I woke up twice in the night, once around 2:30, and again close to 6:00. I didn't think much about it at the time, but not only was my vision remarkably clear (cliché alert: I could finally see the clock beside the bed), but my eyes didn't hurt at all. By 7 I was ready to get out of bed, which is highly unusual for me. Threw in some more drops, put my sunnies on, and sat down on the couch. I was feeling much better.
Day 2 (January 7): I was expecting more of the blur and irritation of Friday, but that didn't really happen. My eyes remained sensitive to light, and I lounged around with Nikki most of the day, watching TV with my eyes half open and my sunglasses on. By sundown I asked her to take me out for a walk, and we went over to the Highline, walked down to 23rd, and tried to go grab dinner at the Little Cheese Pub, only to find that it was closed and had been gutted. We went for wine and tapas at El Quinto Pino instead. After eating we walked back home, stopping in at 192 Books to grab some reading material for our growing number of nephews and nieces. My eyes weren't painful or too blurry, and there was minimal irritation for the rest of the night.

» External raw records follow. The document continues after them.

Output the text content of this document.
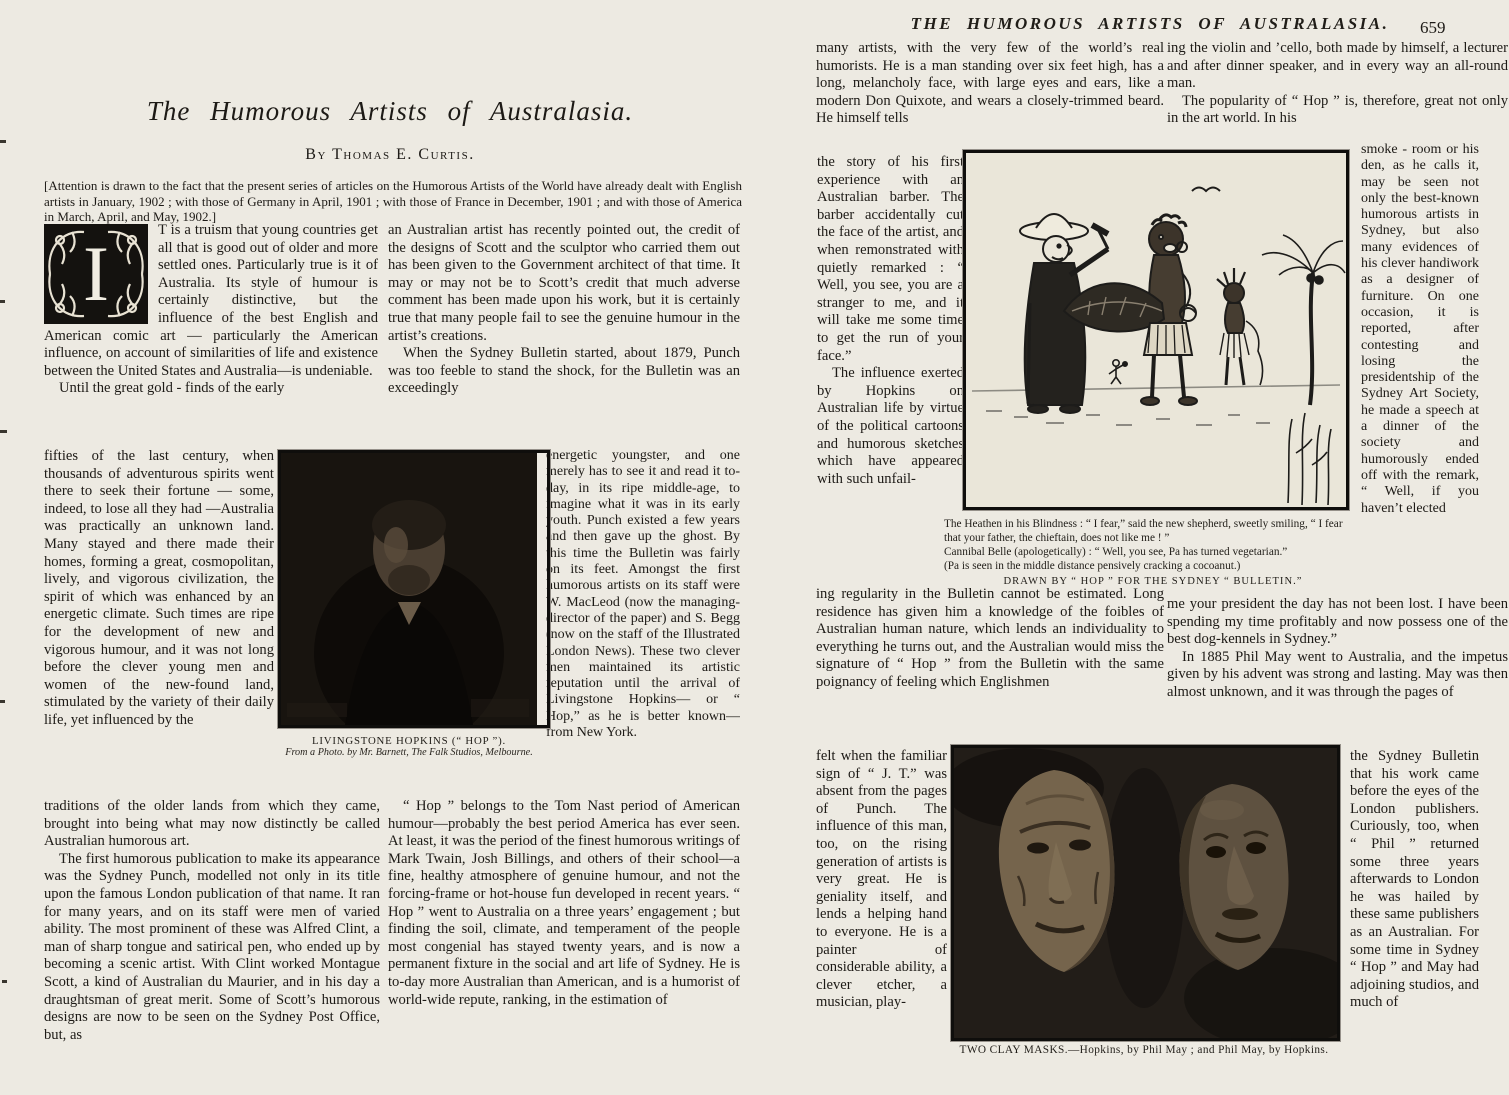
THE HUMOROUS ARTISTS OF AUSTRALASIA.	659
The Humorous Artists of Australasia.
By Thomas E. Curtis.
[Attention is drawn to the fact that the present series of articles on the Humorous Artists of the World have already dealt with English artists in January, 1902 ; with those of Germany in April, 1901 ; with those of France in December, 1901 ; and with those of America in March, April, and May, 1902.]
I

T is a truism that young countries get all that is good out of older and more settled ones. Particularly true is it of Australia. Its style of humour is certainly distinctive, but the influence of the best English and American comic art — particularly the American influence, on account of similarities of life and existence between the United States and Australia—is undeniable.

Until the great gold - finds of the early

fifties of the last century, when thousands of adventurous spirits went there to seek their fortune — some, indeed, to lose all they had —Australia was practically an unknown land. Many stayed and there made their homes, forming a great, cosmopolitan, lively, and vigorous civilization, the spirit of which was enhanced by an energetic climate. Such times are ripe for the development of new and vigorous humour, and it was not long before the clever young men and women of the new-found land, stimulated by the variety of their daily life, yet influenced by the

traditions of the older lands from which they came, brought into being what may now distinctly be called Australian humorous art.

The first humorous publication to make its appearance was the Sydney Punch, modelled not only in its title upon the famous London publication of that name. It ran for many years, and on its staff were men of varied ability. The most prominent of these was Alfred Clint, a man of sharp tongue and satirical pen, who ended up by becoming a scenic artist. With Clint worked Montague Scott, a kind of Australian du Maurier, and in his day a draughtsman of great merit. Some of Scott’s humorous designs are now to be seen on the Sydney Post Office, but, as

an Australian artist has recently pointed out, the credit of the designs of Scott and the sculptor who carried them out has been given to the Government architect of that time. It may or may not be to Scott’s credit that much adverse comment has been made upon his work, but it is certainly true that many people fail to see the genuine humour in the artist’s creations.

When the Sydney Bulletin started, about 1879, Punch was too feeble to stand the shock, for the Bulletin was an exceedingly

energetic youngster, and one merely has to see it and read it to-day, in its ripe middle-age, to imagine what it was in its early youth. Punch existed a few years and then gave up the ghost. By this time the Bulletin was fairly on its feet. Amongst the first humorous artists on its staff were W. MacLeod (now the managing-director of the paper) and S. Begg (now on the staff of the Illustrated London News). These two clever men maintained its artistic reputation until the arrival of Livingstone Hopkins— or “ Hop,” as he is better known—from New York.

“ Hop ” belongs to the Tom Nast period of American humour—probably the best period America has ever seen. At least, it was the period of the finest humorous writings of Mark Twain, Josh Billings, and others of their school—a fine, healthy atmosphere of genuine humour, and not the forcing-frame or hot-house fun developed in recent years. “ Hop ” went to Australia on a three years’ engagement ; but finding the soil, climate, and temperament of the people most congenial has stayed twenty years, and is now a permanent fixture in the social and art life of Sydney. He is to-day more Australian than American, and is a humorist of world-wide repute, ranking, in the estimation of

LIVINGSTONE HOPKINS (“ HOP ”).
From a Photo. by Mr. Barnett, The Falk Studios, Melbourne.

many artists, with the very few of the world’s real humorists. He is a man standing over six feet high, has a long, melancholy face, with large eyes and ears, like a modern Don Quixote, and wears a closely-trimmed beard. He himself tells

the story of his first experience with an Australian barber. The barber accidentally cut the face of the artist, and when remonstrated with quietly remarked : “ Well, you see, you are a stranger to me, and it will take me some time to get the run of your face.”

The influence exerted by Hopkins on Australian life by virtue of the political cartoons and humorous sketches which have appeared with such unfail-

ing regularity in the Bulletin cannot be estimated. Long residence has given him a knowledge of the foibles of Australian human nature, which lends an individuality to everything he turns out, and the Australian would miss the signature of “ Hop ” from the Bulletin with the same poignancy of feeling which Englishmen

felt when the familiar sign of “ J. T.” was absent from the pages of Punch. The influence of this man, too, on the rising generation of artists is very great. He is geniality itself, and lends a helping hand to everyone. He is a painter of considerable ability, a clever etcher, a musician, play-

ing the violin and ’cello, both made by himself, a lecturer and after dinner speaker, and in every way an all-round man.

The popularity of “ Hop ” is, therefore, great not only in the art world. In his

smoke - room or his den, as he calls it, may be seen not only the best-known humorous artists in Sydney, but also many evidences of his clever handiwork as a designer of furniture. On one occasion, it is reported, after contesting and losing the presidentship of the Sydney Art Society, he made a speech at a dinner of the society and humorously ended off with the remark, “ Well, if you haven’t elected

me your president the day has not been lost. I have been spending my time profitably and now possess one of the best dog-kennels in Sydney.”

In 1885 Phil May went to Australia, and the impetus given by his advent was strong and lasting. May was then almost unknown, and it was through the pages of

the Sydney Bulletin that his work came before the eyes of the London publishers. Curiously, too, when “ Phil ” returned some three years afterwards to London he was hailed by these same publishers as an Australian. For some time in Sydney “ Hop ” and May had adjoining studios, and much of

The Heathen in his Blindness : “ I fear,” said the new shepherd, sweetly smiling, “ I fear that your father, the chieftain, does not like me ! ”

Cannibal Belle (apologetically) : “ Well, you see, Pa has turned vegetarian.”

(Pa is seen in the middle distance pensively cracking a cocoanut.)

DRAWN BY “ HOP ” FOR THE SYDNEY “ BULLETIN.”

TWO CLAY MASKS.—Hopkins, by Phil May ; and Phil May, by Hopkins.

Day 3 (January 8): I woke up Sunday morning with a bit of a gritty feeling in my eyes, and some blurriness. I was expecting this. The doctors (and everything I had read online about PRK) had warned me that my vision would get worse before it got better again. This is because the corneal epithelial cells are regrowing over top of the reshaped cornea, from the outside edges in towards the center. As they begin to cover your pupil, they refract light and cause all sorts of fun things like ghosting, starbursts, double-vision, and general blur and haze. I'm told this goes away eventually. The irritation came and went throughout the day, and the haziness stayed pretty constant. This time, rather than a torn lens and onion cutting, the feeling was more like a little bit of dust or dirt in my eye. Manageable, but still not a lot of fun. We went out again, this time in the afternoon, to a cafe near home. Nikki did some reading while I sat and looked around through blurry eyes. I managed to flip through the day's edition of the New York Post (which doesn't get any better when you can barely make out the words... it's still garbage). This blurriness was different from my uncorrected vision. Before surgery, I could still reasonably read up close, even without glasses or contacts, and even though I couldn't make out anything beyond half an arm's length away. Now, everything's equally blurry, no matter what the distance. And it's not like the sort of unclear blur of myopia. It's more like the ghost images you'd see on an old TV as signals crossed in the air and through your rabbit-ears.